The thousands of entries run the gamut from meeting notifications to fee schedules to actual rules and proposed rule changes.


In recent days, for example, the EPA posted a proposed rule involving volatile organic compound emissions from architectural coatings: “We are approving a local rule that regulates these emission sources under the Clean Air Act (CAA or the Act),” the proposed rule states. “We are taking comments on this proposal and plan to follow with a final action.”


Another proposed rule will provide guidance for FDA staff on "enforcement criteria for canned ackee, frozen ackee, and other ackee products that contain hypoglycin A." (Ackee is the national fruit of Jamaica; unripened or inedible portions can be toxic.)


Some of the proposed regulations revise regulations already on the books.
The website also links to a video of a speech President Barack Obama gave at the U.S. Chamber of Commerce in Washington, D.C. on Feb. 7, 2011, in which the president promised to remove “outdated and unnecessary regulations.”

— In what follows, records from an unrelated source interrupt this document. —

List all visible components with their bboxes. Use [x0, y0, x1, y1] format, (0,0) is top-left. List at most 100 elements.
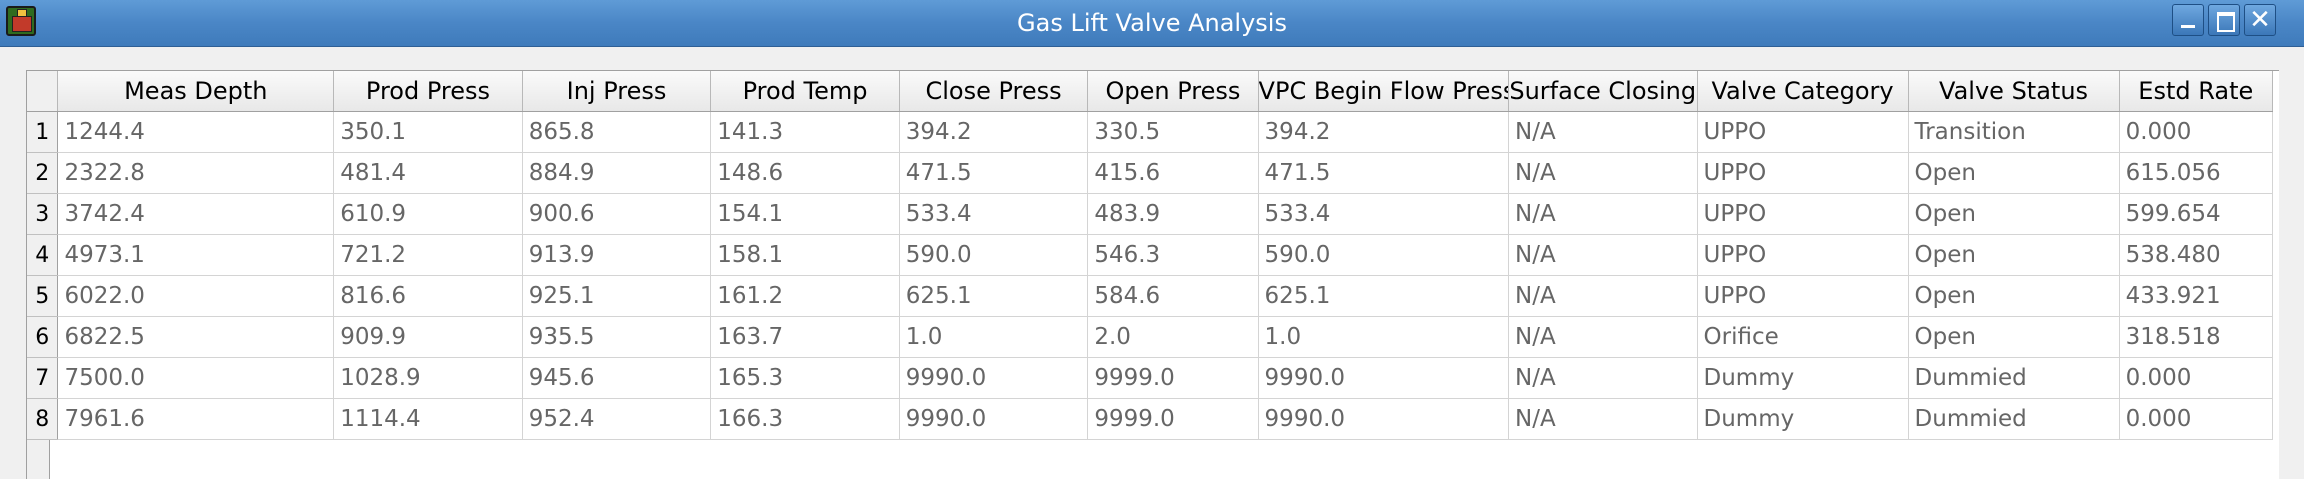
table-cell[interactable]: 2322.8: [57, 152, 335, 194]
table-row[interactable]: 7 7500.0 1028.9 945.6 165.3 9990.0 9999.0 9990.…: [27, 357, 2274, 399]
table-cell[interactable]: 945.6: [522, 357, 712, 399]
table-cell[interactable]: Open: [1908, 316, 2120, 358]
table-cell[interactable]: 158.1: [710, 234, 900, 276]
table-cell[interactable]: 166.3: [710, 398, 900, 440]
table-row[interactable]: 3 3742.4 610.9 900.6 154.1 533.4 483.9 533.4 N/A…: [27, 193, 2274, 235]
table-cell[interactable]: 6022.0: [57, 275, 335, 317]
column-header[interactable]: Inj Press: [522, 71, 712, 112]
column-header[interactable]: VPC Begin Flow Press: [1258, 71, 1509, 112]
table-cell[interactable]: N/A: [1508, 357, 1698, 399]
table-cell[interactable]: 625.1: [899, 275, 1089, 317]
table-cell[interactable]: 0.000: [2119, 111, 2274, 153]
minimize-button[interactable]: [2172, 4, 2204, 36]
table-cell[interactable]: 590.0: [899, 234, 1089, 276]
table-cell[interactable]: 865.8: [522, 111, 712, 153]
row-number[interactable]: 5: [27, 275, 59, 317]
table-cell[interactable]: 0.000: [2119, 398, 2274, 440]
table-cell[interactable]: N/A: [1508, 152, 1698, 194]
table-cell[interactable]: 9999.0: [1087, 357, 1259, 399]
table-cell[interactable]: 1244.4: [57, 111, 335, 153]
table-cell[interactable]: 533.4: [899, 193, 1089, 235]
table-cell[interactable]: 1.0: [899, 316, 1089, 358]
table-cell[interactable]: 9990.0: [899, 398, 1089, 440]
table-cell[interactable]: 3742.4: [57, 193, 335, 235]
table-cell[interactable]: 471.5: [899, 152, 1089, 194]
row-number[interactable]: 3: [27, 193, 59, 235]
table-cell[interactable]: 2.0: [1087, 316, 1259, 358]
table-cell[interactable]: Open: [1908, 193, 2120, 235]
table-cell[interactable]: 483.9: [1087, 193, 1259, 235]
table-cell[interactable]: Dummy: [1697, 357, 1909, 399]
column-header[interactable]: Meas Depth: [57, 71, 335, 112]
close-button[interactable]: ✕: [2244, 4, 2276, 36]
table-cell[interactable]: Open: [1908, 234, 2120, 276]
table-row[interactable]: 5 6022.0 816.6 925.1 161.2 625.1 584.6 625.1 N/A…: [27, 275, 2274, 317]
table-row[interactable]: 4 4973.1 721.2 913.9 158.1 590.0 546.3 590.0 N/A…: [27, 234, 2274, 276]
table-cell[interactable]: 481.4: [333, 152, 523, 194]
table-cell[interactable]: 154.1: [710, 193, 900, 235]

“I've ordered a government-wide review, and if there are rules on the books that are needlessly stifling job creation and economic growth, we will fix them,” the president said.
A number of groups, including the Competitive Enterprise Institute, expect a rush of new regulations now that President Obama has won a second term:

CEI expects the EPA to move ahead on delayed rules on everything from greenhouse gas emissions to ozone standards. “Rules from the health care bill and the Dodd-Frank financial regulation bill will also likely make themselves known in the weeks to come," the group said on its website.